Skin scrapings prepared with mineral oil are cover slipped and examined under the microscope directly. Hair plucks may be cleared with potassium hydroxide to search for dermatophytes. Other preparations should be stained. Heat fixation of the slide does not improve staining; thus rapid air-drying of smears is adequate for cytology (Toma et al., 2006; Griffin et al., 2007). Romanowsky-type stains such as Diff-Quik®, or similar modified rapid stains, or Wright–Giemsa are the most useful. The lipid component of cerumen may be dissolved by the alcohol in the staining process (Ginel et al., 2002).

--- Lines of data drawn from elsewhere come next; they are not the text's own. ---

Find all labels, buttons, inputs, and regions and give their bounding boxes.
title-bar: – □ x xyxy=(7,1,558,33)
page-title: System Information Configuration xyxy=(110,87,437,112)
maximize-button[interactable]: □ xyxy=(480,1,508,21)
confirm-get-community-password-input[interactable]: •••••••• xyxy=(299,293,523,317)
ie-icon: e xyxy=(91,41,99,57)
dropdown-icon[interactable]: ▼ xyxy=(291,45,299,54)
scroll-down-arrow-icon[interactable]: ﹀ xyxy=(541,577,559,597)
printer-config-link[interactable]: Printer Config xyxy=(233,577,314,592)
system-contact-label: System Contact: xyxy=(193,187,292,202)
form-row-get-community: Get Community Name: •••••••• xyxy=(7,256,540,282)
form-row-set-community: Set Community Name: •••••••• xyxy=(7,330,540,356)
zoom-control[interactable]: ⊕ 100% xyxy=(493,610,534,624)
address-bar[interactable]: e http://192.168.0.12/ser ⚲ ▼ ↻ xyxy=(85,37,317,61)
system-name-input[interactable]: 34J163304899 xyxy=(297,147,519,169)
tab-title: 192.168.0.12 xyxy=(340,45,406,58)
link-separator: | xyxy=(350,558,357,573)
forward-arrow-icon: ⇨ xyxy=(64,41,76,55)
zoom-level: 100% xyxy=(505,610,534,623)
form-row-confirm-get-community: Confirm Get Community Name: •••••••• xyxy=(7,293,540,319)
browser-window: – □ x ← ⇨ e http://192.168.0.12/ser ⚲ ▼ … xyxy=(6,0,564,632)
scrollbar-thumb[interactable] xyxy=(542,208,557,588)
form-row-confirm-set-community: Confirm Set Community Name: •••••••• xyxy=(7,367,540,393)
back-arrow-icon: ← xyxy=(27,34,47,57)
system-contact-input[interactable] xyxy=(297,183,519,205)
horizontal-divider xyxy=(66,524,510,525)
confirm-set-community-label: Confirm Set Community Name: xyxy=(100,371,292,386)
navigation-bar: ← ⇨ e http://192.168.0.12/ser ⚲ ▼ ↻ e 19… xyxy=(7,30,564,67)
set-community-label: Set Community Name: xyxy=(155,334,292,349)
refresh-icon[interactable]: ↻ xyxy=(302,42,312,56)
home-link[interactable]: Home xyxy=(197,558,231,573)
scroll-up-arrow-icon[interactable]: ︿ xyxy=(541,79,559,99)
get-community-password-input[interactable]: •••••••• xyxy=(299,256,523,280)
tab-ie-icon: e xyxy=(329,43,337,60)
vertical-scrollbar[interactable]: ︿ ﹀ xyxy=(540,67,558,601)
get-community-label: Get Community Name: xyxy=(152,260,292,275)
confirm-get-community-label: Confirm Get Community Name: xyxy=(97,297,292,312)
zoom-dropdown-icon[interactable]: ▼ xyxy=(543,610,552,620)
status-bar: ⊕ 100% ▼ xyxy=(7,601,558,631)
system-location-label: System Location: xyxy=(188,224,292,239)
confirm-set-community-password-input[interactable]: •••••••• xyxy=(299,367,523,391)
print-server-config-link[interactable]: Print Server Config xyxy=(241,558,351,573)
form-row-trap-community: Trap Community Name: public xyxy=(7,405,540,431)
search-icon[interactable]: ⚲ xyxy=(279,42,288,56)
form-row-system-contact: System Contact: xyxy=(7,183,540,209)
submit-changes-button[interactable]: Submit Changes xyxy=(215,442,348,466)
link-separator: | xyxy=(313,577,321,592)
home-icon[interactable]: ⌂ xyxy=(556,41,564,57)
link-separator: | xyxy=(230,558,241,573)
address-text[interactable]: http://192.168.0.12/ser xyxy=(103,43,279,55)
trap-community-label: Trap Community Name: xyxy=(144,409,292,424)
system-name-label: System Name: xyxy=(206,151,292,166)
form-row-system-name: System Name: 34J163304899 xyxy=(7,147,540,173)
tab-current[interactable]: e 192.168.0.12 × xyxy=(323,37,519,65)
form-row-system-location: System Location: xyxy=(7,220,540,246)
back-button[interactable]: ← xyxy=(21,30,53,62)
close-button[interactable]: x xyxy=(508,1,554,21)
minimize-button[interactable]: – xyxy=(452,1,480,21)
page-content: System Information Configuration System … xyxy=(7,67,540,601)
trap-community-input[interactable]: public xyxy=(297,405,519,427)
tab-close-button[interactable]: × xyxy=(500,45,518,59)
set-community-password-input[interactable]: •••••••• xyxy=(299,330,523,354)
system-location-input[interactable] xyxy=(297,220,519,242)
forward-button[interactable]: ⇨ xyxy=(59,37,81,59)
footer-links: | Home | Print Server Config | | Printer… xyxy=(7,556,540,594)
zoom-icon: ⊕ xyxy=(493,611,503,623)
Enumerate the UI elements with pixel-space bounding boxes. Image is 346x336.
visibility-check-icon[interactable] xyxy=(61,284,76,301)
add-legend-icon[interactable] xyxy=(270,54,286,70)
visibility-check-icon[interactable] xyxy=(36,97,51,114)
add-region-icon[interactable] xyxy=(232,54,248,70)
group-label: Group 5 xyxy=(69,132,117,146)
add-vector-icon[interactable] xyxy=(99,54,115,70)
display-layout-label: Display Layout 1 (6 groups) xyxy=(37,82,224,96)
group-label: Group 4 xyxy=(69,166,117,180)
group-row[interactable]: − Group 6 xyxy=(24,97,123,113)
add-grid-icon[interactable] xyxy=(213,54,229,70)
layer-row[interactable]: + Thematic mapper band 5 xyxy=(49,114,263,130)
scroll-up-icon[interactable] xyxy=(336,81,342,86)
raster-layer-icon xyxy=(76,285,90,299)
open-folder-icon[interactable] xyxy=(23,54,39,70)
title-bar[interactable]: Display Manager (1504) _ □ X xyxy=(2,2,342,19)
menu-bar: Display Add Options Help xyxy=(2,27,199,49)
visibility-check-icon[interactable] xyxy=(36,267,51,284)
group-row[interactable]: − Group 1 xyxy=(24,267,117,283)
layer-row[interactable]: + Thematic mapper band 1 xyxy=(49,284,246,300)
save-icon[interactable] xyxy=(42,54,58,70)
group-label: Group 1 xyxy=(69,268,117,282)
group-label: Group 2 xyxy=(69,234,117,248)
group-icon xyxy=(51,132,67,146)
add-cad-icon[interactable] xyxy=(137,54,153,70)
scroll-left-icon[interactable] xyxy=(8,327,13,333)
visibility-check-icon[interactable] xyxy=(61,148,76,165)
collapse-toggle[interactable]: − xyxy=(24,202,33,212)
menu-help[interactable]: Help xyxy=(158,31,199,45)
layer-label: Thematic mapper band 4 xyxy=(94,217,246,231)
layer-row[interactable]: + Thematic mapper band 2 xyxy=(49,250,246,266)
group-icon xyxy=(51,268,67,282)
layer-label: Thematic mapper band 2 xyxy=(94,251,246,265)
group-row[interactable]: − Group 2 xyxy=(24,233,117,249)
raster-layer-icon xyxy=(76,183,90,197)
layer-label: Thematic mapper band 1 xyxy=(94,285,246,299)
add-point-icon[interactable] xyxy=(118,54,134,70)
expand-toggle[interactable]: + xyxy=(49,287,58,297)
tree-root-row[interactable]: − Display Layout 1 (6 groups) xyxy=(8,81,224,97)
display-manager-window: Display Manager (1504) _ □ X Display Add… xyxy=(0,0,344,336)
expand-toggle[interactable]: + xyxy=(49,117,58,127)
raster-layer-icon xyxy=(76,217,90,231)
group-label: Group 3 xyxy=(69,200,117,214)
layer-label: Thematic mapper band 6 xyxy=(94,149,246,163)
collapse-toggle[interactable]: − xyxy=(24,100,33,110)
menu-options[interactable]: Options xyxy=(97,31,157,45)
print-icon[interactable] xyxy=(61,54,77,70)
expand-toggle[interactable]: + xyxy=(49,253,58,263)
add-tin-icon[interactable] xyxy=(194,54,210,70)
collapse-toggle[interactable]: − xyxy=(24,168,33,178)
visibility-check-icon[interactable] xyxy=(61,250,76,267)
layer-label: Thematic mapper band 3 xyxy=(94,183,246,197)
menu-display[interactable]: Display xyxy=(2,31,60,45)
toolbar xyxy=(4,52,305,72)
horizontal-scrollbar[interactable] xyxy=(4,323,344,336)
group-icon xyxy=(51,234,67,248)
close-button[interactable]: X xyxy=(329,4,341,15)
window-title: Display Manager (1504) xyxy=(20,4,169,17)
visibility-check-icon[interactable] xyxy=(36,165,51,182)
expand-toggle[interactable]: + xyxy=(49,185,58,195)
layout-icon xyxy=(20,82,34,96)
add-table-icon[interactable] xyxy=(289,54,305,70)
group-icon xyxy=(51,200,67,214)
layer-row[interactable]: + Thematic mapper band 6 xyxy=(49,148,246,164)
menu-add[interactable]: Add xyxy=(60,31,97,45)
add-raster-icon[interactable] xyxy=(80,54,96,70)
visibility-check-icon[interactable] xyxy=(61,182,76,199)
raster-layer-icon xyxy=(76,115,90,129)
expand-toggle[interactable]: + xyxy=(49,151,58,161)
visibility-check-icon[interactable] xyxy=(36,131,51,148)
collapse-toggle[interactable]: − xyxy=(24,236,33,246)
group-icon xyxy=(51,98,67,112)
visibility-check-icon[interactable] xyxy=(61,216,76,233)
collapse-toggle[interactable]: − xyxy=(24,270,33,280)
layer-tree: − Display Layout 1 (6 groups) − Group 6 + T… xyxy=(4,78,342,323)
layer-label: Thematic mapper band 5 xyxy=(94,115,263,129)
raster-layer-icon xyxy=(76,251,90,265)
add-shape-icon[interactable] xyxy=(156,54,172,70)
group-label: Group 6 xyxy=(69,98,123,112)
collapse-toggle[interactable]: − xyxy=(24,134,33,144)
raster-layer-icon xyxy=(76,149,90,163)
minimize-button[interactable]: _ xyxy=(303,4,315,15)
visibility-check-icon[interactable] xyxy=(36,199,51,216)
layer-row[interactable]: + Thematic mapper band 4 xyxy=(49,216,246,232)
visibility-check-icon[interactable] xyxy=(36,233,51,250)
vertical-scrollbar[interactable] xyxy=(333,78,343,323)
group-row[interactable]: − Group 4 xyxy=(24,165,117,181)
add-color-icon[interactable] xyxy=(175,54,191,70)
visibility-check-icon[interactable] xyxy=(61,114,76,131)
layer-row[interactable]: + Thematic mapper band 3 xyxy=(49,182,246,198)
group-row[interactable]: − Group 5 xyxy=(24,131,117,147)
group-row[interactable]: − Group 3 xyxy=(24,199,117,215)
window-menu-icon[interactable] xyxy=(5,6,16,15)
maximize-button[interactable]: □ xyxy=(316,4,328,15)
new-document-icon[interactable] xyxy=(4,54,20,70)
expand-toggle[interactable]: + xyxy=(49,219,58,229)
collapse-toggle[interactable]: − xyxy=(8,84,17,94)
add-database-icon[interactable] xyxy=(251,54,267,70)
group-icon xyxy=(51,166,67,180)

It is desirable to possess a separate set of jars of rapid stain dedicated for suspected infectious or so called ‘dirty’ ear cytology specimens to prevent contamination of other samples. Cytology of otic debris can be stained in the usual fashion, or, for more rapid results, a single 5–10 second dip in the counterstain (purple stain) is considered sufficient for identifying bacteria, yeast, keratinocytes, and neutrophils (Toma et al., 2006). For tape preparations, jar 1 should not be used as the alcohol will remove the glue component from the tape and thus your sample.